CML is one of the four main types of leukemia, affecting approximately 5,000 people per year in the United States. The disease can occur at any age but is primarily a disease of adults. CML is characterized by a massive over-production of white blood cells. A normal white blood cell count ranges between 4,000 and 10,000; in contrast, patients with CML typically have white blood cell counts ranging from 100,000 to as high as 500,000. Because the white blood cells mature and function normally, infections are not a common feature of CML. Rather, symptoms include fatigue due to anemia or abdominal discomfort due to an enlarged spleen. Historically, patients with CML lived no more than three to five years, during which time the disease would quickly transform from a chronic leukemia to an aggressive and fatal acute leukemia.

CML has become the "poster child" for targeted cancer therapy, demonstrating that a precise understanding of the cause of a disease allows an effective therapy to be developed. To achieve this, however, required decades of scientific discovery to unravel the cause and develop a targeted therapy. In 1960, Peter Nowell and David Hungerford, working in Philadelphia, described a shortened chromosome in the blood and bone marrow of patients with CML. This was the first consistent chromosomal abnormality associated with a human cancer. Then, in 1973, Janet Rowley showed that this abnormal chromosome, now called the Philadelphia chromosome, came about because of an exchange of genetic material between two chromosomes. In the 1980s, it was demonstrated that the consequence of this chromosome exchange was the production of an abnormal gene called BCR-ABL. This gene acted like the gas pedal in a car stuck in the "on" position, fueling the excess growth of white blood cells in CML.
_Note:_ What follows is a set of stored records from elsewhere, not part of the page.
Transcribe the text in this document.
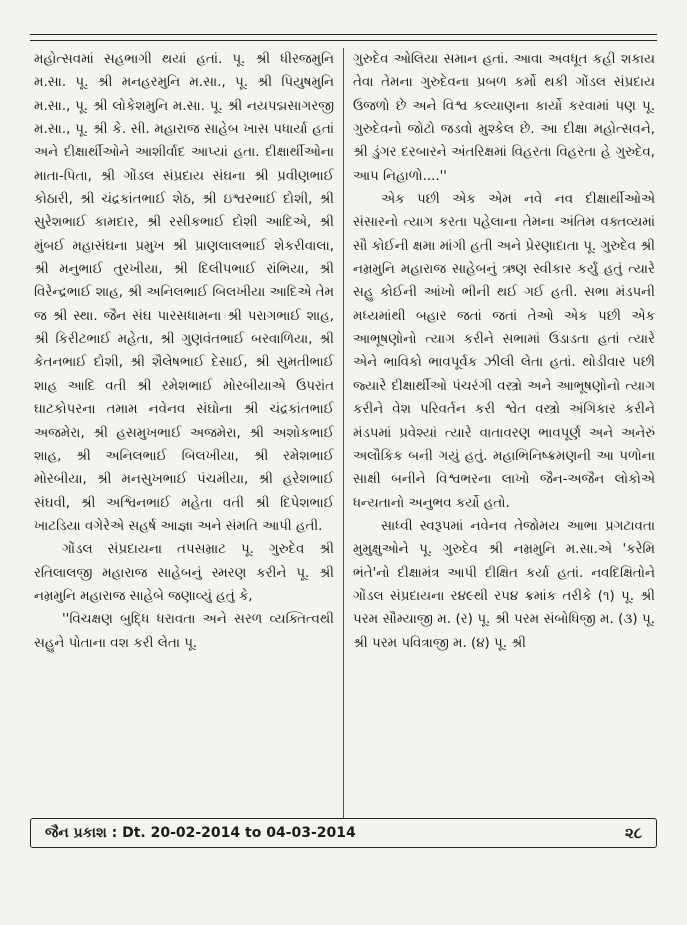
મહોત્સવમાં સહભાગી થયાં હતાં. પૂ. શ્રી ધીરજમુનિ મ.સા. પૂ. શ્રી મનહરમુનિ મ.સા., પૂ. શ્રી પિયુષમુનિ મ.સા., પૂ. શ્રી લોકેશમુનિ મ.સા. પૂ. શ્રી નયપદ્મસાગરજી મ.સા., પૂ. શ્રી કે. સી. મહારાજ સાહેબ ખાસ પધાર્યા હતાં અને દીક્ષાર્થીઓને આશીર્વાદ આપ્યાં હતા. દીક્ષાર્થીઓના માતા-પિતા, શ્રી ગોંડલ સંપ્રદાય સંઘના શ્રી પ્રવીણભાઈ કોઠારી, શ્રી ચંદ્રકાંતભાઈ શેઠ, શ્રી ઇશ્વરભાઈ દોશી, શ્રી સુરેશભાઈ કામદાર, શ્રી રસીકભાઈ દોશી આદિએ, શ્રી મુંબઈ મહાસંઘના પ્રમુખ શ્રી પ્રાણલાલભાઈ શેકરીવાલા, શ્રી મનુભાઈ તુરખીયા, શ્રી દિલીપભાઈ રાંભિયા, શ્રી વિરેન્દ્રભાઈ શાહ, શ્રી અનિલભાઈ બિલખીયા આદિએ તેમ જ શ્રી સ્થા. જૈન સંઘ પારસધામના શ્રી પરાગભાઈ શાહ, શ્રી કિરીટભાઈ મહેતા, શ્રી ગુણવંતભાઈ બરવાળિયા, શ્રી કેતનભાઈ દોશી, શ્રી શૈલેષભાઈ દેસાઈ, શ્રી સુમતીભાઈ શાહ આદિ વતી શ્રી રમેશભાઈ મોરબીયાએ ઉપરાંત ઘાટકોપરના તમામ નવેનવ સંઘોના શ્રી ચંદ્રકાંતભાઈ અજમેરા, શ્રી હસમુખભાઈ અજમેરા, શ્રી અશોકભાઈ શાહ, શ્રી અનિલભાઈ બિલખીયા, શ્રી રમેશભાઈ મોરબીયા, શ્રી મનસુખભાઈ પંચમીયા, શ્રી હરેશભાઈ સંઘવી, શ્રી અશ્વિનભાઈ મહેતા વતી શ્રી દિપેશભાઈ ખાટડિયા વગેરેએ સહર્ષ આજ્ઞા અને સંમતિ આપી હતી.

ગોંડલ સંપ્રદાયના તપસમ્રાટ પૂ. ગુરુદેવ શ્રી રતિલાલજી મહારાજ સાહેબનું સ્મરણ કરીને પૂ. શ્રી નમ્રમુનિ મહારાજ સાહેબે જણાવ્યું હતું કે,

''વિચક્ષણ બુદ્ધિ ધરાવતા અને સરળ વ્યક્તિત્વથી સહુને પોતાના વશ કરી લેતા પૂ.

ગુરુદેવ ઓલિયા સમાન હતાં. આવા અવધૂત કહી શકાય તેવા તેમના ગુરુદેવના પ્રબળ કર્મો થકી ગોંડલ સંપ્રદાય ઉજળો છે અને વિશ્વ કલ્યાણના કાર્યો કરવામાં પણ પૂ. ગુરુદેવનો જોટો જડવો મુશ્કેલ છે. આ દીક્ષા મહોત્સવને, શ્રી ડુંગર દરબારને અંતરિક્ષમાં વિહરતા વિહરતા હે ગુરુદેવ, આપ નિહાળો....''

એક પછી એક એમ નવે નવ દીક્ષાર્થીઓએ સંસારનો ત્યાગ કરતા પહેલાના તેમના અંતિમ વક્તવ્યમાં સૌ કોઈની ક્ષમા માંગી હતી અને પ્રેરણાદાતા પૂ. ગુરુદેવ શ્રી નમ્રમુનિ મહારાજ સાહેબનું ઋણ સ્વીકાર કર્યું હતું ત્યારે સહુ કોઈની આંખો ભીની થઈ ગઈ હતી. સભા મંડપની મધ્યમાંથી બહાર જતાં જતાં તેઓ એક પછી એક આભૂષણોનો ત્યાગ કરીને સભામાં ઉડાડતા હતાં ત્યારે એને ભાવિકો ભાવપૂર્વક ઝીલી લેતા હતાં. થોડીવાર પછી જ્યારે દીક્ષાર્થીઓ પંચરંગી વસ્ત્રો અને આભૂષણોનો ત્યાગ કરીને વેશ પરિવર્તન કરી શ્વેત વસ્ત્રો અંગિકાર કરીને મંડપમાં પ્રવેશ્યાં ત્યારે વાતાવરણ ભાવપૂર્ણ અને અનેરું અલૌકિક બની ગયું હતું. મહાભિનિષ્ક્રમણની આ પળોના સાક્ષી બનીને વિશ્વભરના લાખો જૈન-અજૈન લોકોએ ધન્યતાનો અનુભવ કર્યો હતો.

સાધ્વી સ્વરૂપમાં નવેનવ તેજોમય આભા પ્રગટાવતા મુમુક્ષુઓને પૂ. ગુરુદેવ શ્રી નમ્રમુનિ મ.સા.એ 'કરેમિ ભંતે'નો દીક્ષામંત્ર આપી દીક્ષિત કર્યા હતાં. નવદિક્ષિતોને ગોંડલ સંપ્રદાયના ર૪૯થી ર૫૪ ક્રમાંક તરીકે (૧) પૂ. શ્રી પરમ સૌમ્યાજી મ. (ર) પૂ. શ્રી પરમ સંબોધિજી મ. (૩) પૂ. શ્રી પરમ પવિત્રાજી મ. (૪) પૂ. શ્રી

જૈન પ્રકાશ : Dt. 20-02-2014 to 04-03-2014	૨૮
With the target identified, a drug discovery program was started, aimed at developing a drug to shut down the activity of BCR-ABL. The compound that became known as imatinib (Gleevec) was developed in 1992, and studies showed that this compound killed CML cells without harming normal cells. In 1998, the drug was tested in patients with CML who had exhausted standard treatment options and whose life expectancy was limited. Within six months of starting the clinical trials of imatinib, all of the patients had their blood counts return to normal. Remarkably, this once-a-day pill had minimal side effects. These unprecedented results were confirmed in much larger clinical trials, and imatinib was approved by the U.S. Food and Drug Administration (FDA) in 2001, less than three years from the start of the clinical trials. With longer follow-up, this once routinely fatal leukemia now has a five-year survival rate of 95 percent.
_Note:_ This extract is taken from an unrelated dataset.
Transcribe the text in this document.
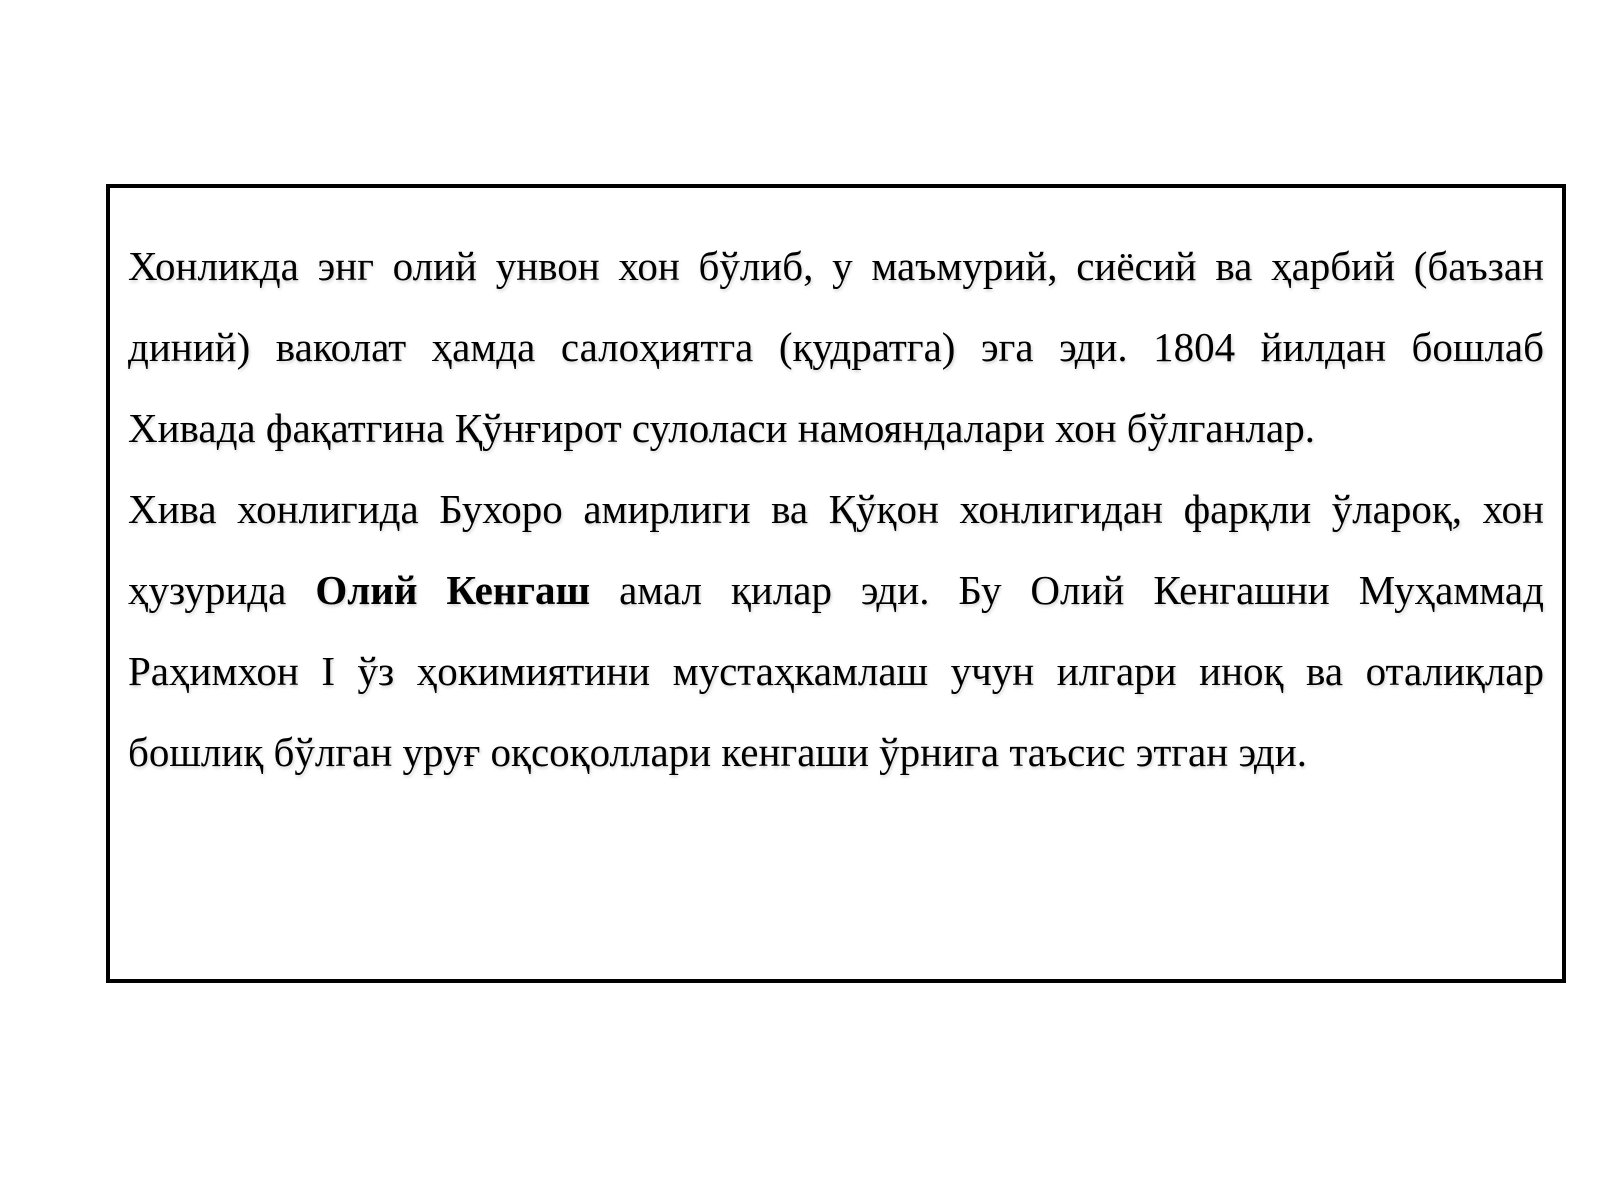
Хонликда энг олий унвон хон бўлиб, у маъмурий, сиёсий ва ҳарбий (баъзан диний) ваколат ҳамда салоҳиятга (қудратга) эга эди. 1804 йилдан бошлаб Хивада фақатгина Қўнғирот сулоласи намояндалари хон бўлганлар.

Хива хонлигида Бухоро амирлиги ва Қўқон хонлигидан фарқли ўлароқ, хон ҳузурида Олий Кенгаш амал қилар эди. Бу Олий Кенгашни Муҳаммад Раҳимхон I ўз ҳокимиятини мустаҳкамлаш учун илгари иноқ ва оталиқлар бошлиқ бўлган уруғ оқсоқоллари кенгаши ўрнига таъсис этган эди.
But imatinib is not perfect, and some patients have had their leukemia return. Once again, scientific discoveries into the cause of resistance have allowed new therapies to be developed. It has been determined that the major cause of resistance to imatinib is changes (or mutations) that occur in BCR-ABL, which is imatinib's target. These changes prevent imatinib from binding to the target to shut it down. If BCR-ABL was a lock and imatinib was the key, in the case of resistance, the lock has been changed, so the key no longer fits. These changes allow BCR-ABL to regain its foothold and once again drive the growth of white blood cells. Newer drugs (dasatinib and nilotinib) have been developed that can shut down most of the mutated forms of BCR-ABL, and have significant activity in patients with resistance to imatinib; these drugs are also FDA-approved. Thanks to these remarkable scientific advances, patients with CML now have numerous treatment options available and the prospect of a normal life expectancy.